Over the dike top: modelling the hydraulic load of overtopping waves including transitions for dike cover erosion

Abstract

Grass-covered flood defences are globally used to protect low-lying areas against flooding. Grass cover erosion by overtopping waves is one of the main failure mechanisms of flood defences leading to a dike breach and flooding. Accurate descriptions of the wave overtopping load are essential to predict the grass cover erosion by overtopping waves. Additionally, observations have shown that most failures occur near transitions - defined as any change in cover material or geometry - that are especially vulnerable locations for cover erosion by overtopping waves. The aim of this thesis is to quantify the hydraulic load of overtopping waves on the crest and the landward slope of grass-covered flood defences with transitions by modelling. This thesis shows that the overtopping load is affected by transitions and anomalies along the dike profile. An analytical model, a numerical model and practical load formulations are developed to calculate the hydraulic load of overtopping waves along the dike profile. The effect of transitions on the hydraulic load was quantified and can now be included in existing erosion models using the tools developed in this research.
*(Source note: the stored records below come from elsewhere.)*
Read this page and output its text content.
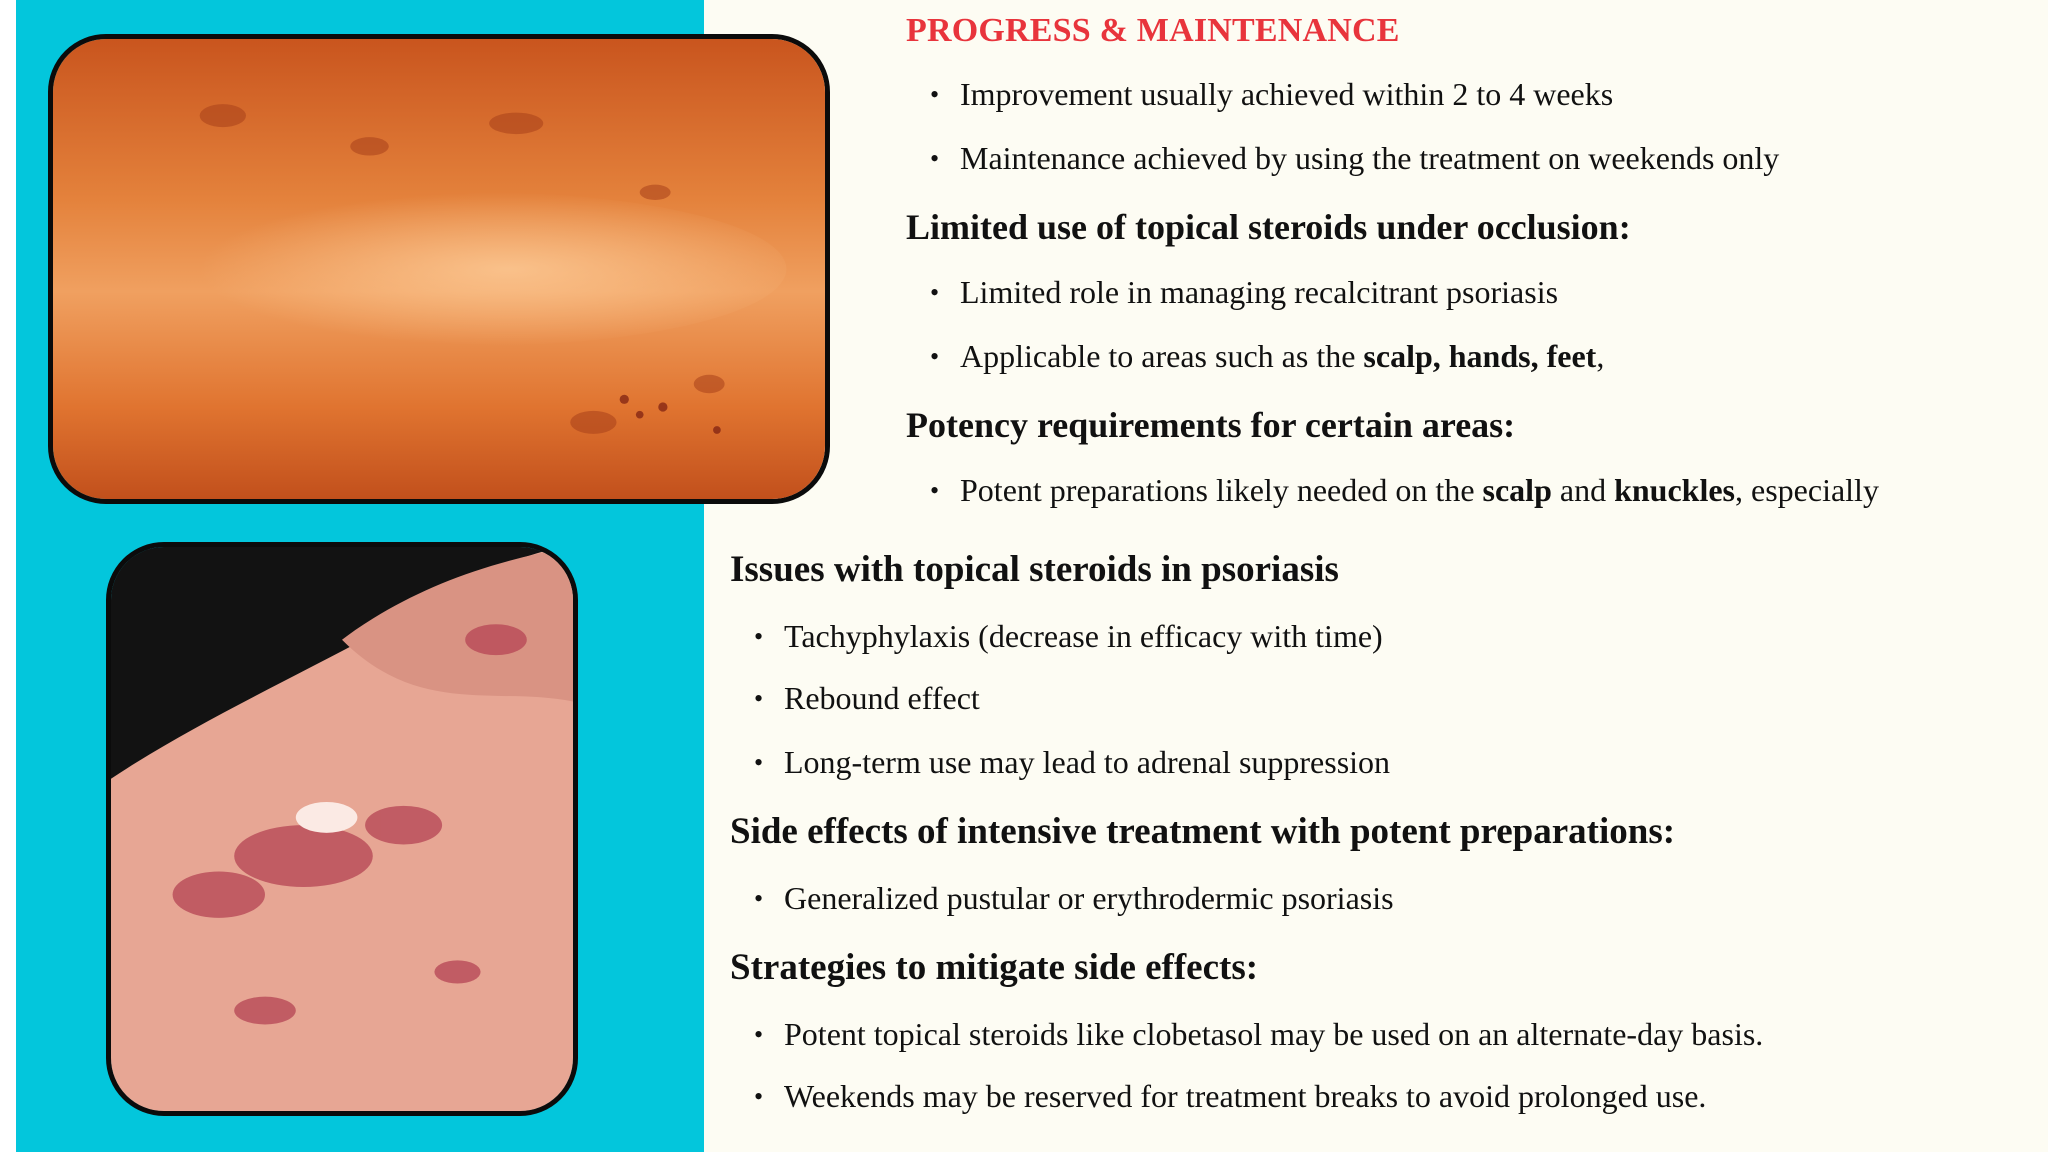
PROGRESS & MAINTENANCE
• Improvement usually achieved within 2 to 4 weeks
• Maintenance achieved by using the treatment on weekends only
Limited use of topical steroids under occlusion:
• Limited role in managing recalcitrant psoriasis
• Applicable to areas such as the scalp, hands, feet,
Potency requirements for certain areas:
• Potent preparations likely needed on the scalp and knuckles, especially
Issues with topical steroids in psoriasis
• Tachyphylaxis (decrease in efficacy with time)
• Rebound effect
• Long-term use may lead to adrenal suppression
Side effects of intensive treatment with potent preparations:
• Generalized pustular or erythrodermic psoriasis
Strategies to mitigate side effects:
• Potent topical steroids like clobetasol may be used on an alternate-day basis.
• Weekends may be reserved for treatment breaks to avoid prolonged use.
The tools lead to more accurate calculations of the hydraulic load, the cover erosion and the failure probability that are necessary to improve the design and theassessment of grass-covered dikes with and without transitions. Moreover, the results show that overall geometric transitions have a larger impact on the hydraulic load compared to transitions in cover type. An example of a geometric transition is a damage to the grass cover. This study shows that damages can increase the failure probability with a factor 100 underlying the importance of a good grass cover to protect the flood defence against failure.